Pelabuhan/Bisnis.com
Pelabuhan/Bisnis.com

Bisnis.com, JAKARTA - Gabungan importir nasional seluruh Indonesia (GINSI) mendesak pengelola terminal peti kemas di Pelabuhan Tanjung Priok untuk memperluas kapasitas tampung lapangan penumpukan (container yard) sehingga barang impor tidak terbebani biaya relokasi akibat yard occupancy ratio (YOR) di terminal sudah melampaui 65%.

Ketua bidang Perdagangan dan Kepelabuhanan Badan Pengurus Pusat (BPP) GINSI Subandi mengatakan, di pelabuhan manapun di dunia, pengelola terminal petikemas memiliki back up area untuk memindahkan petikemas-nya jika YOR lapanganya tinggi dan importir tidak menanggung biaya akibat pemindahan atau relokasi peti kemas tersebut.

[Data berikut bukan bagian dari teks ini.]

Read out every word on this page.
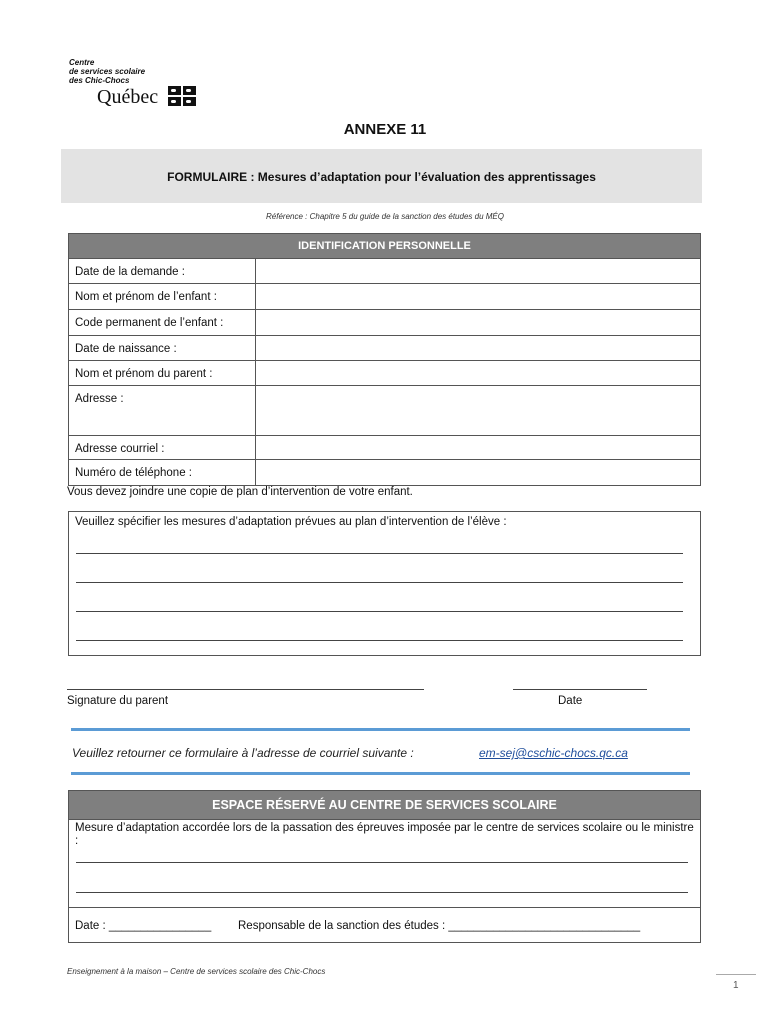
Centre
de services scolaire
des Chic-Chocs
Québec
ANNEXE 11
FORMULAIRE : Mesures d’adaptation pour l’évaluation des apprentissages
Référence : Chapitre 5 du guide de la sanction des études du MÉQ
IDENTIFICATION PERSONNELLE
Date de la demande :
Nom et prénom de l’enfant :
Code permanent de l’enfant :
Date de naissance :
Nom et prénom du parent :
Adresse :
Adresse courriel :
Numéro de téléphone :
Vous devez joindre une copie de plan d’intervention de votre enfant.
Veuillez spécifier les mesures d’adaptation prévues au plan d’intervention de l’élève :
Signature du parent	Date
Veuillez retourner ce formulaire à l’adresse de courriel suivante :	em-sej@cschic-chocs.qc.ca
ESPACE RÉSERVÉ AU CENTRE DE SERVICES SCOLAIRE
Mesure d’adaptation accordée lors de la passation des épreuves imposée par le centre de services scolaire ou le ministre :
Date : ________________ Responsable de la sanction des études : ______________________________
Enseignement à la maison – Centre de services scolaire des Chic-Chocs
1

"Bagi importir tidak ada urusanya soal YOR, kenapa importir yang menanggung dosa akibat itu sehingga barangnya harus direlokasi dan menaggung biaya relokasi," ujarnya kepada Bisnis, minggu (16/11/2014).

Dia mengatakan hal itu merespon kebijakan yang sudah dikeluarkan Kemenhub soal kegiatan relokasi peti kemas impor di pelabuhan Priok yang mengacu pada batasan  batasan tingkat penggunaan
lapangan penumpukan YOR 65% di terminal peti kemas asal,atau peti kemas impor menumpuk sudah lebih dari tujuh hari.

Aturan itu tertuang dalam KM.Menhub No:KP.807/2014 tentang kegiatan perpindahan barang dan peti kemas yang sudah melewati batas waktu penumpukan (long stay) di Pelabuhan Tanjung Priok,yang ditandatangani Menhub EE.Mangindaan pada 25 September 2014.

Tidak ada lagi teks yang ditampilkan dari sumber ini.